Fudging required version numbers

Sometimes a build tool requires version numbers. JavaScript tooling generally requires semantic versions. Go modules also require the use of semantic versioning.

This is good, for publicly-used packages.

But the overhead of managing the different types of changes indicated by semantic version increments isn’t always needed for internal projects—even when cross-project dependencies are in use.

One simple strategy you can employ, in place of strict adeherence to semver, is a rolling compatibility window.

Whereas semver dictates that a you “increment the MAJOR version when you make incompatible API changes”, a rollwing compatibility window dictates that all breaking changes are announced a certian time in advance.

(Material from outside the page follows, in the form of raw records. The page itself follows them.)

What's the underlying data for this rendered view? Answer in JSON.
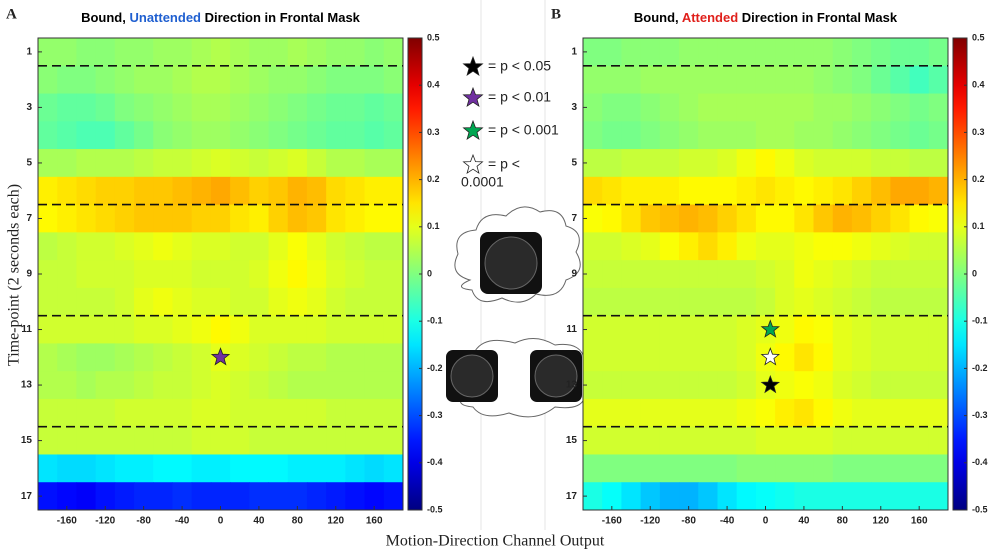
{
  "xlabel": "Motion-Direction Channel Output",
  "ylabel": "Time-point (2 seconds each)",
  "legend": [
    {
      "lines": [
        "= p < 0.05"
      ],
      "color": "#000000"
    },
    {
      "lines": [
        "= p < 0.01"
      ],
      "color": "#7030a0"
    },
    {
      "lines": [
        "= p < 0.001"
      ],
      "color": "#00a651"
    },
    {
      "lines": [
        "= p <",
        "0.0001"
      ],
      "color": "#ffffff"
    }
  ],
  "chart_data": [
    {
      "type": "heatmap",
      "panel_label": "A",
      "title_parts": [
        {
          "text": "Bound, ",
          "color": "#000000"
        },
        {
          "text": "Unattended",
          "color": "#1f5fd0"
        },
        {
          "text": " Direction in Frontal Mask",
          "color": "#000000"
        }
      ],
      "x": [
        -180,
        -160,
        -140,
        -120,
        -100,
        -80,
        -60,
        -40,
        -20,
        0,
        20,
        40,
        60,
        80,
        100,
        120,
        140,
        160,
        180
      ],
      "y": [
        1,
        2,
        3,
        4,
        5,
        6,
        7,
        8,
        9,
        10,
        11,
        12,
        13,
        14,
        15,
        16,
        17
      ],
      "xlim": [
        -190,
        190
      ],
      "ylim": [
        17.5,
        0.5
      ],
      "xticks": [
        -160,
        -120,
        -80,
        -40,
        0,
        40,
        80,
        120,
        160
      ],
      "yticks": [
        1,
        3,
        5,
        7,
        9,
        11,
        13,
        15,
        17
      ],
      "clim": [
        -0.5,
        0.5
      ],
      "cticks": [
        0.5,
        0.4,
        0.3,
        0.2,
        0.1,
        0,
        -0.1,
        -0.2,
        -0.3,
        -0.4,
        -0.5
      ],
      "colormap": "jet",
      "hlines": [
        1.5,
        6.5,
        10.5,
        14.5
      ],
      "markers": [
        {
          "x": 0,
          "y": 12,
          "color": "#7030a0"
        }
      ],
      "values": [
        [
          0.02,
          0.02,
          0.01,
          0.01,
          0.02,
          0.02,
          0.03,
          0.03,
          0.04,
          0.05,
          0.04,
          0.03,
          0.03,
          0.04,
          0.03,
          0.02,
          0.02,
          0.01,
          0.02
        ],
        [
          0.01,
          0,
          0,
          0.01,
          0.02,
          0.03,
          0.03,
          0.04,
          0.05,
          0.05,
          0.04,
          0.03,
          0.02,
          0.02,
          0.01,
          0,
          0,
          0,
          0.01
        ],
        [
          -0.02,
          -0.03,
          -0.03,
          -0.02,
          0,
          0.01,
          0.02,
          0.03,
          0.04,
          0.04,
          0.03,
          0.02,
          0.01,
          0,
          -0.01,
          -0.02,
          -0.02,
          -0.03,
          -0.02
        ],
        [
          -0.03,
          -0.04,
          -0.05,
          -0.05,
          -0.03,
          -0.01,
          0.01,
          0.02,
          0.03,
          0.03,
          0.02,
          0.01,
          0,
          -0.01,
          -0.02,
          -0.03,
          -0.03,
          -0.04,
          -0.03
        ],
        [
          0.04,
          0.04,
          0.05,
          0.05,
          0.05,
          0.06,
          0.07,
          0.07,
          0.08,
          0.09,
          0.08,
          0.07,
          0.08,
          0.09,
          0.07,
          0.05,
          0.05,
          0.04,
          0.04
        ],
        [
          0.14,
          0.15,
          0.16,
          0.17,
          0.17,
          0.18,
          0.18,
          0.19,
          0.2,
          0.21,
          0.19,
          0.17,
          0.18,
          0.2,
          0.19,
          0.16,
          0.15,
          0.14,
          0.14
        ],
        [
          0.13,
          0.14,
          0.15,
          0.16,
          0.17,
          0.18,
          0.18,
          0.18,
          0.17,
          0.17,
          0.15,
          0.14,
          0.17,
          0.19,
          0.18,
          0.15,
          0.14,
          0.13,
          0.13
        ],
        [
          0.06,
          0.07,
          0.08,
          0.08,
          0.09,
          0.1,
          0.11,
          0.1,
          0.09,
          0.09,
          0.08,
          0.08,
          0.1,
          0.12,
          0.1,
          0.08,
          0.07,
          0.06,
          0.06
        ],
        [
          0.07,
          0.07,
          0.08,
          0.08,
          0.08,
          0.09,
          0.09,
          0.09,
          0.08,
          0.08,
          0.08,
          0.09,
          0.11,
          0.13,
          0.11,
          0.09,
          0.08,
          0.07,
          0.07
        ],
        [
          0.07,
          0.07,
          0.07,
          0.07,
          0.08,
          0.1,
          0.11,
          0.1,
          0.09,
          0.09,
          0.08,
          0.08,
          0.1,
          0.11,
          0.1,
          0.08,
          0.07,
          0.07,
          0.07
        ],
        [
          0.08,
          0.08,
          0.08,
          0.08,
          0.08,
          0.09,
          0.09,
          0.1,
          0.11,
          0.13,
          0.11,
          0.09,
          0.09,
          0.09,
          0.09,
          0.08,
          0.08,
          0.08,
          0.08
        ],
        [
          0.05,
          0.04,
          0.03,
          0.03,
          0.04,
          0.05,
          0.06,
          0.07,
          0.08,
          0.1,
          0.09,
          0.08,
          0.07,
          0.06,
          0.06,
          0.05,
          0.05,
          0.05,
          0.05
        ],
        [
          0.05,
          0.05,
          0.04,
          0.05,
          0.05,
          0.06,
          0.07,
          0.07,
          0.08,
          0.09,
          0.08,
          0.07,
          0.06,
          0.05,
          0.05,
          0.05,
          0.05,
          0.05,
          0.05
        ],
        [
          0.07,
          0.07,
          0.07,
          0.07,
          0.08,
          0.08,
          0.08,
          0.08,
          0.09,
          0.09,
          0.08,
          0.08,
          0.08,
          0.08,
          0.08,
          0.07,
          0.07,
          0.07,
          0.07
        ],
        [
          0.07,
          0.07,
          0.07,
          0.07,
          0.07,
          0.07,
          0.07,
          0.07,
          0.08,
          0.08,
          0.08,
          0.07,
          0.07,
          0.07,
          0.07,
          0.07,
          0.07,
          0.07,
          0.07
        ],
        [
          -0.15,
          -0.16,
          -0.16,
          -0.15,
          -0.14,
          -0.14,
          -0.13,
          -0.13,
          -0.14,
          -0.14,
          -0.13,
          -0.13,
          -0.13,
          -0.14,
          -0.14,
          -0.14,
          -0.15,
          -0.16,
          -0.15
        ],
        [
          -0.36,
          -0.37,
          -0.38,
          -0.36,
          -0.35,
          -0.34,
          -0.34,
          -0.33,
          -0.34,
          -0.34,
          -0.34,
          -0.33,
          -0.33,
          -0.33,
          -0.34,
          -0.35,
          -0.36,
          -0.37,
          -0.36
        ]
      ]
    },
    {
      "type": "heatmap",
      "panel_label": "B",
      "title_parts": [
        {
          "text": "Bound, ",
          "color": "#000000"
        },
        {
          "text": "Attended",
          "color": "#e0201b"
        },
        {
          "text": " Direction in Frontal Mask",
          "color": "#000000"
        }
      ],
      "x": [
        -180,
        -160,
        -140,
        -120,
        -100,
        -80,
        -60,
        -40,
        -20,
        0,
        20,
        40,
        60,
        80,
        100,
        120,
        140,
        160,
        180
      ],
      "y": [
        1,
        2,
        3,
        4,
        5,
        6,
        7,
        8,
        9,
        10,
        11,
        12,
        13,
        14,
        15,
        16,
        17
      ],
      "xlim": [
        -190,
        190
      ],
      "ylim": [
        17.5,
        0.5
      ],
      "xticks": [
        -160,
        -120,
        -80,
        -40,
        0,
        40,
        80,
        120,
        160
      ],
      "yticks": [
        1,
        3,
        5,
        7,
        9,
        11,
        13,
        15,
        17
      ],
      "clim": [
        -0.5,
        0.5
      ],
      "cticks": [
        0.5,
        0.4,
        0.3,
        0.2,
        0.1,
        0,
        -0.1,
        -0.2,
        -0.3,
        -0.4,
        -0.5
      ],
      "colormap": "jet",
      "hlines": [
        1.5,
        6.5,
        10.5,
        14.5
      ],
      "markers": [
        {
          "x": 5,
          "y": 11,
          "color": "#00a651"
        },
        {
          "x": 5,
          "y": 12,
          "color": "#ffffff"
        },
        {
          "x": 5,
          "y": 13,
          "color": "#000000"
        }
      ],
      "values": [
        [
          0,
          0,
          0.01,
          0.01,
          0.01,
          0.02,
          0.02,
          0.02,
          0.02,
          0.02,
          0.02,
          0.02,
          0.02,
          0.01,
          0,
          -0.01,
          -0.02,
          -0.02,
          -0.01
        ],
        [
          0.02,
          0.02,
          0.02,
          0.03,
          0.03,
          0.03,
          0.03,
          0.03,
          0.03,
          0.03,
          0.03,
          0.03,
          0.02,
          0.01,
          0,
          -0.02,
          -0.04,
          -0.06,
          -0.04
        ],
        [
          0.01,
          0,
          0,
          0.01,
          0.02,
          0.03,
          0.04,
          0.04,
          0.04,
          0.04,
          0.04,
          0.04,
          0.03,
          0.03,
          0.02,
          0.01,
          0,
          -0.01,
          0
        ],
        [
          0,
          -0.01,
          -0.01,
          0,
          0.01,
          0.02,
          0.03,
          0.03,
          0.03,
          0.04,
          0.04,
          0.03,
          0.03,
          0.02,
          0.01,
          0,
          -0.01,
          -0.02,
          -0.01
        ],
        [
          0.06,
          0.06,
          0.07,
          0.07,
          0.07,
          0.08,
          0.08,
          0.09,
          0.11,
          0.13,
          0.11,
          0.09,
          0.08,
          0.08,
          0.08,
          0.07,
          0.07,
          0.06,
          0.06
        ],
        [
          0.16,
          0.15,
          0.14,
          0.14,
          0.14,
          0.13,
          0.13,
          0.13,
          0.14,
          0.15,
          0.14,
          0.13,
          0.14,
          0.15,
          0.17,
          0.19,
          0.21,
          0.21,
          0.2
        ],
        [
          0.12,
          0.13,
          0.15,
          0.18,
          0.19,
          0.2,
          0.19,
          0.17,
          0.15,
          0.13,
          0.13,
          0.15,
          0.18,
          0.2,
          0.19,
          0.17,
          0.15,
          0.13,
          0.12
        ],
        [
          0.08,
          0.08,
          0.09,
          0.1,
          0.12,
          0.14,
          0.16,
          0.14,
          0.11,
          0.1,
          0.1,
          0.11,
          0.12,
          0.12,
          0.11,
          0.1,
          0.09,
          0.08,
          0.08
        ],
        [
          0.07,
          0.07,
          0.07,
          0.07,
          0.07,
          0.07,
          0.07,
          0.07,
          0.07,
          0.08,
          0.09,
          0.11,
          0.1,
          0.09,
          0.08,
          0.07,
          0.07,
          0.07,
          0.07
        ],
        [
          0.06,
          0.06,
          0.06,
          0.06,
          0.06,
          0.06,
          0.06,
          0.06,
          0.06,
          0.07,
          0.09,
          0.1,
          0.09,
          0.08,
          0.07,
          0.06,
          0.06,
          0.06,
          0.06
        ],
        [
          0.08,
          0.08,
          0.08,
          0.08,
          0.08,
          0.08,
          0.08,
          0.08,
          0.09,
          0.1,
          0.11,
          0.13,
          0.12,
          0.1,
          0.09,
          0.08,
          0.08,
          0.08,
          0.08
        ],
        [
          0.08,
          0.08,
          0.08,
          0.08,
          0.08,
          0.08,
          0.08,
          0.08,
          0.09,
          0.11,
          0.13,
          0.15,
          0.13,
          0.1,
          0.09,
          0.08,
          0.08,
          0.08,
          0.08
        ],
        [
          0.07,
          0.07,
          0.07,
          0.07,
          0.07,
          0.07,
          0.07,
          0.07,
          0.08,
          0.1,
          0.11,
          0.12,
          0.11,
          0.09,
          0.08,
          0.07,
          0.07,
          0.07,
          0.07
        ],
        [
          0.1,
          0.1,
          0.1,
          0.1,
          0.1,
          0.1,
          0.1,
          0.1,
          0.11,
          0.12,
          0.14,
          0.15,
          0.13,
          0.11,
          0.1,
          0.1,
          0.1,
          0.1,
          0.1
        ],
        [
          0.08,
          0.08,
          0.08,
          0.08,
          0.08,
          0.08,
          0.08,
          0.08,
          0.08,
          0.09,
          0.09,
          0.09,
          0.09,
          0.08,
          0.08,
          0.08,
          0.08,
          0.08,
          0.08
        ],
        [
          0,
          0,
          0,
          0,
          0,
          0,
          0,
          0,
          0.01,
          0.01,
          0.01,
          0.01,
          0.01,
          0,
          0,
          0,
          0,
          0,
          0
        ],
        [
          -0.1,
          -0.12,
          -0.15,
          -0.18,
          -0.2,
          -0.2,
          -0.18,
          -0.15,
          -0.13,
          -0.12,
          -0.11,
          -0.1,
          -0.1,
          -0.1,
          -0.1,
          -0.1,
          -0.1,
          -0.1,
          -0.1
        ]
      ]
    }
  ]
}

The rules are pretty simple:

  1. A compatibility window is defined. This might be 30 days, 3 months, or 1 year.
  2. All breaking changes become deprecations first. The deprecation notice must be clear and unequivocal. Ideally, it can be enforced by a static analysis tool/linter.
  3. After a feature is marked as deprecated, it is removed after the defined compatibility window lapses.

That’s pretty much it.

The key is that the compatibility window must be long enough to allow all sub projects that depend on the feature to migrate away from the old feature prior to removal.

Note that this is not at all incompatible with semantic versioning. In fact, many well-known public projects that use semver also use this concept of compatibility windows (usually with a window of 1-2 years). They just also increment the major version any time functionality is removed.

The advantage to doing this on internal projects is that you don’t need to worry about the difference between a patch, minor, or major version in your versioning scheme, if you have no other reason to.